Last year, Microsoft launched the Secure Future Initiative (SFI), an effort to advance cybersecurity protection. Irina Ghose, managing director, Microsoft India and South Asia talks about the initiative and how Indian enterprises are looking at cybersecurity. October is also the month of cybersecurity awareness. She tells Shivani Shinde over a video call, how AI is getting infused in security and Microsoft’s focus in the new year. Edited excerpts…
Microsoft launched SFI last year, how has it progressed in India?
In the age of AI, the cybersecurity landscape has been changing rapidly. While the AI’s transformative power is reshaping a new generation of tools, tactics, new opportunities, at the same time threats are also increasing at an accelerating pace. Three years back the number of signals we were looking and monitoring were about 8 trillion, that has now reached 78 trillion, which was 65 trillion last year. This is how exponential steep this curve has been.
Microsoft Secure Future initiative is designed for building technologies that are secure by design, secure by default and secure all operations. When we launched this last year, it was to protect ourselves and customers and industry, and also look at all the threats. This is the largest cyber security engineering effort in history. It’s a multi-year commitment that has an equivalent of 34,000 full-time engineers dedicated to it.
How are you using AI/GenAI in security and what has been the impact on operations?

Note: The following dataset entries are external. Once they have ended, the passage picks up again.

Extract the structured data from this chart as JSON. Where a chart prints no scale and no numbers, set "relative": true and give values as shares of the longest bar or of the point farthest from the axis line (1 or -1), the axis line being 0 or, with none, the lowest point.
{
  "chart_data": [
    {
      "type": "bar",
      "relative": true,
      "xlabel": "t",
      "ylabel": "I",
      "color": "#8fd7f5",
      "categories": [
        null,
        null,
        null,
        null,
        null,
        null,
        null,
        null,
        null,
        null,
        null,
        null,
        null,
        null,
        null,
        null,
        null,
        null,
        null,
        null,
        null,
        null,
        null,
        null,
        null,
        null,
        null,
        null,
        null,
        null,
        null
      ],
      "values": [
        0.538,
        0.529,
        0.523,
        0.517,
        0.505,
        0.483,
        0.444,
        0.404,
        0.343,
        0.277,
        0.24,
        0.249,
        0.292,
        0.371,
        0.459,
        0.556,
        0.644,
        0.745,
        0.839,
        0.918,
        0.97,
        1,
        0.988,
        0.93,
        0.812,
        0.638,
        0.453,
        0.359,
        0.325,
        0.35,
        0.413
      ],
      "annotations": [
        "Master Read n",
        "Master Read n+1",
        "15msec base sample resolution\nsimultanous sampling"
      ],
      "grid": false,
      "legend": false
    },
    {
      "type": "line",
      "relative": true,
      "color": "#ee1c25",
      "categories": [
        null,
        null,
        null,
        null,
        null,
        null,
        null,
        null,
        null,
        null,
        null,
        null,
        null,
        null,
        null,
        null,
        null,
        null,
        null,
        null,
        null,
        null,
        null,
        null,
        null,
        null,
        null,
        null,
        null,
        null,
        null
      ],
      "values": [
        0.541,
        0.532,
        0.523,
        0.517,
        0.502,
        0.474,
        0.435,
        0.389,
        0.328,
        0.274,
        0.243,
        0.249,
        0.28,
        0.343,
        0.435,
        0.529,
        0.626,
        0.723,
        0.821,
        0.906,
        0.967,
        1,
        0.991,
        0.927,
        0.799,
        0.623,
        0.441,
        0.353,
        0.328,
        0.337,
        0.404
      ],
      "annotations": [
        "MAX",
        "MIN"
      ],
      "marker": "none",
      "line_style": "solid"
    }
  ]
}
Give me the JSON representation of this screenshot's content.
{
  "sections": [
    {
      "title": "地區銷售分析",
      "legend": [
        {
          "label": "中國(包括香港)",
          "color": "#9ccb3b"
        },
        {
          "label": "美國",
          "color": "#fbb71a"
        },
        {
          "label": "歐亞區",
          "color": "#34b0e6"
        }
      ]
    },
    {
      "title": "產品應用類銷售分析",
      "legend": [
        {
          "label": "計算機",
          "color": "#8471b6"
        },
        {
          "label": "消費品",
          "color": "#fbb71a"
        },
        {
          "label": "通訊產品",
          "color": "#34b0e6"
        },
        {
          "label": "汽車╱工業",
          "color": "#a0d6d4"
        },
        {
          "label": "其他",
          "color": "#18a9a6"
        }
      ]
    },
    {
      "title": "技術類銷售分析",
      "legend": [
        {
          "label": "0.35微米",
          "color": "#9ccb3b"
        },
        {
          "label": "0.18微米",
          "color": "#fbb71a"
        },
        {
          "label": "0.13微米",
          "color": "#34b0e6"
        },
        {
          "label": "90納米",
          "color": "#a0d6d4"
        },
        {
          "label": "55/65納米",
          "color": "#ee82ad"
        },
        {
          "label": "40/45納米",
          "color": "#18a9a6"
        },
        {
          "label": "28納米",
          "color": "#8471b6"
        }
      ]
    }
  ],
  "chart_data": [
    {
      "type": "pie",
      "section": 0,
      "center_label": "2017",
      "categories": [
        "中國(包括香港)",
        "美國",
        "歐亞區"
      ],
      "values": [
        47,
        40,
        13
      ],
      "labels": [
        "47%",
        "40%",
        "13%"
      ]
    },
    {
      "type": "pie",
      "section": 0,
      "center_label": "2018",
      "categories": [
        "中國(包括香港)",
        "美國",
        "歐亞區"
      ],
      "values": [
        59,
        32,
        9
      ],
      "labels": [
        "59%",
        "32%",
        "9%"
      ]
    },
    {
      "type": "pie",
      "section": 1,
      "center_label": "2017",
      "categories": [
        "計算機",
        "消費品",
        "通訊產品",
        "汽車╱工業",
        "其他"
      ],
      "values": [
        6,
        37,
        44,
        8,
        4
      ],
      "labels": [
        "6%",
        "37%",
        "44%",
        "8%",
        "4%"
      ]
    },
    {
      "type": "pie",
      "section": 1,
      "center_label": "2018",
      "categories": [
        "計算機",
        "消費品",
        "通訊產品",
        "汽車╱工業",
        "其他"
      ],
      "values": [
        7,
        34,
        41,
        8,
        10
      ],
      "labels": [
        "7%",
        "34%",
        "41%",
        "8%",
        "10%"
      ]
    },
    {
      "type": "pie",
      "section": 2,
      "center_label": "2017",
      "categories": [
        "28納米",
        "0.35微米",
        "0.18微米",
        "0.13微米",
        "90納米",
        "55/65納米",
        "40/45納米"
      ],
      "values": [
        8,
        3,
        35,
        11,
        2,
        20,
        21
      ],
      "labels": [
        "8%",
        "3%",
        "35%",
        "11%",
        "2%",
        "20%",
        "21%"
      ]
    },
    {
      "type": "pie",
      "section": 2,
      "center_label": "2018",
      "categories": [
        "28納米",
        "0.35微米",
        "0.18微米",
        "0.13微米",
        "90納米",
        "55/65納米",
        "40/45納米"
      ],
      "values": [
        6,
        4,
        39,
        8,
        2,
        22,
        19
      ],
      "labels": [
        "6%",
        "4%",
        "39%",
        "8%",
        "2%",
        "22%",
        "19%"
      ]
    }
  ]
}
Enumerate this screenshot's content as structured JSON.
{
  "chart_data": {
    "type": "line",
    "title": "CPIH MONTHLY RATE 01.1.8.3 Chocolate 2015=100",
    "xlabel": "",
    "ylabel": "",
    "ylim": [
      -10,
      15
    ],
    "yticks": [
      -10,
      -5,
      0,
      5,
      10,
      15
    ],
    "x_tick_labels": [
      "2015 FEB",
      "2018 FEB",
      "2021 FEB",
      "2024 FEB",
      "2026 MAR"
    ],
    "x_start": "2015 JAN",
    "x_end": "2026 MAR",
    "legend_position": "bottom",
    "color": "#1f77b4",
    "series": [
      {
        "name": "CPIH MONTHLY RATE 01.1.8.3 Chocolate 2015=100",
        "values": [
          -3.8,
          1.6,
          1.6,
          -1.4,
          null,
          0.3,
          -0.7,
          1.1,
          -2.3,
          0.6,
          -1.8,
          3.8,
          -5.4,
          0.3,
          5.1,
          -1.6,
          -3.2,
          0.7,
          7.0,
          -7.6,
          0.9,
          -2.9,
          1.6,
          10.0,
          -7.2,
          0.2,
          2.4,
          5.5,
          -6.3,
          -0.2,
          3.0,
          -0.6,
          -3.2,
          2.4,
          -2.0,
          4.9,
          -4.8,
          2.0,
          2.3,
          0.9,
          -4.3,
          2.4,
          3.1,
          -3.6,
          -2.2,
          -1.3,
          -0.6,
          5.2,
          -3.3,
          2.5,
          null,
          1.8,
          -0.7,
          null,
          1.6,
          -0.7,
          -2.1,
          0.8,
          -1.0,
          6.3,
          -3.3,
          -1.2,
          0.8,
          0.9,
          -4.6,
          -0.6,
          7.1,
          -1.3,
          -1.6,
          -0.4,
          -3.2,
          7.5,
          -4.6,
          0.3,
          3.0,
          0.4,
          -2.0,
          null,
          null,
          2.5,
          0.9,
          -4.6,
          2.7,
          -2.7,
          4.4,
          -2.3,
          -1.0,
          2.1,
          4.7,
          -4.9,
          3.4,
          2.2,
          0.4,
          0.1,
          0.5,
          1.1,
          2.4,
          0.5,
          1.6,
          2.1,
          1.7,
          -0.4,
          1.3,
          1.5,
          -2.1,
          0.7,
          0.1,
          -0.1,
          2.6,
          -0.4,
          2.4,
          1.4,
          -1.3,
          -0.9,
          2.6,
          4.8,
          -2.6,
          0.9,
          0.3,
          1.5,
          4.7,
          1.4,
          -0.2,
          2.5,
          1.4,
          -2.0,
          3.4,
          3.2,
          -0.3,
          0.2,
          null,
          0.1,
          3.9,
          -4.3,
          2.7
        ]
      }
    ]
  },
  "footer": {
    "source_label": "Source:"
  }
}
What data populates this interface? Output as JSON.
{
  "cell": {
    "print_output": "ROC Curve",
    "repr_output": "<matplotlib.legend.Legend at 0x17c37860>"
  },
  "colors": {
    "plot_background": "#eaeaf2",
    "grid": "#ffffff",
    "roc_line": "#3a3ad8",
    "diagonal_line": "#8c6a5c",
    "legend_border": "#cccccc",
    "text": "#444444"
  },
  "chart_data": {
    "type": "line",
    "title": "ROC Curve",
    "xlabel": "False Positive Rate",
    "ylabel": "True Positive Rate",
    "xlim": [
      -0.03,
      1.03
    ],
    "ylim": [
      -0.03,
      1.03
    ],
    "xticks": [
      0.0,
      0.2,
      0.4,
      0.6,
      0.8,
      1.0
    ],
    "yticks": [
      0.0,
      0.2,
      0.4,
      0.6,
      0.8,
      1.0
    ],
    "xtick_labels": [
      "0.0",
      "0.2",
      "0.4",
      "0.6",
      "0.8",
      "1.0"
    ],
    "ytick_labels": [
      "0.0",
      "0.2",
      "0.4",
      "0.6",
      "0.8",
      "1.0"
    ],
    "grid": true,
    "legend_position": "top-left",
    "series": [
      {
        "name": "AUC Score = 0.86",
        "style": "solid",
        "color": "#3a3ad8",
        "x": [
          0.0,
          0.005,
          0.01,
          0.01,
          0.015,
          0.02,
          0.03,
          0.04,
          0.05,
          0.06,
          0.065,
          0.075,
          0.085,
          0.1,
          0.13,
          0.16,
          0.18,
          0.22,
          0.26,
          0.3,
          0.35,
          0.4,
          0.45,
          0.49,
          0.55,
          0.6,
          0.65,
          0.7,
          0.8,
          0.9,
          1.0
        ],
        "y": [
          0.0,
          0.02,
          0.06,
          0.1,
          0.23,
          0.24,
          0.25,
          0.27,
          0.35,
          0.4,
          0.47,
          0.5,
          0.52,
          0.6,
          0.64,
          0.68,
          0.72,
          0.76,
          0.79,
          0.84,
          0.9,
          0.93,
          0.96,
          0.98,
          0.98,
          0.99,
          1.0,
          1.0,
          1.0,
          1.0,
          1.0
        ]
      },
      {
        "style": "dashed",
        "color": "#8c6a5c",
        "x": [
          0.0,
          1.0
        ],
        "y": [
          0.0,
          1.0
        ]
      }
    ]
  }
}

In 2023, we unveiled the AI potential into our first party products. It is an evolving solution which helps companies to better position themselves against any attack. In April this year, we took another step in helping defenders work faster, and better with the general availability of Copilot for security.
One of the impacts of including the Copilot in security, especially with novice defenders, was that they achieve 35 per cent more accurate responses and 26 per cent faster across all tasks. The other parameters we tracked among security professionals who have worked with a Copilot security is that they want to use it again.
For instance, Security Copilot for LTIMindtree reduced the average analyst training time, it helped them improve security operations centre capacity, and also brought in a better posture and strengthened the overall security expertise.
How is Microsoft seeing the GenAI use cases in India?
The country’s complexity and the multi-lingual setting literally makes it a big test bed and an ideal test scenario where many of our innovations are being put across for pilots first and then we are deploying it in the rest of the world. A lot of these things are being done by frugal innovations, led by the entire industry, academia and enterprise. To give an instance, we built a cataract bot in collaboration with Shankara Eye Hospital, where millions of cataract operations happen every year. However, the after care of these patients is one where every patient struggles and every doctor would want to do it but cannot do it. We built a chat bot powered by GPT4 as a human in the loop expert chatbot, which was deployed in which patients after the surgery can ask questions in any language of their choice and the doctor is also able to see the questions and put a very timely response. There are several such instances in agriculture, education etc.
Across the enterprises we have done more than 150 boardroom meetings to create new use cases and go across enterprises to meet their most challenging needs. We are going across sector by sector to ensure that we create things which are meeting requirements for the last mile. This year, for us, is going to be about taking AI at scale, and ensuring that RoI happens.
What will be three big focuses for Microsoft in India as we get into 2025?
Number one, will be ensuring that we lead in the AI space with security and building AI into everything we are doing. Second is skilling. To ensure that the entire ecosystem stays ahead of the curve. And skilling needs to be something that people refresh every three months. Third, India is on a journey where we are building across population scale digital public infrastructure. We would clearly want to be a co-pilot in India’s AI journey.
After the Crowdstrike incident, there have been cases where companies are talking of moving away from cloud and getting back to on-prem IT systems. What’s your take?
The incident underscored the need for mission critical resiliency, that every organisation builds and how we as a platform partners or any of the hyperscalers have built in the ability to support any kind of a change, and that is what is required and what we did. The incident demonstrates the interconnected nature of the broad ecosystem. I do not think that there is any level of scepticism getting built in on how the journey has to be going forward when it comes to cloud. There are two reasons, first the advantages of what cloud gives, and two the enhancement that AI brings on the cloud infra is unparalleled.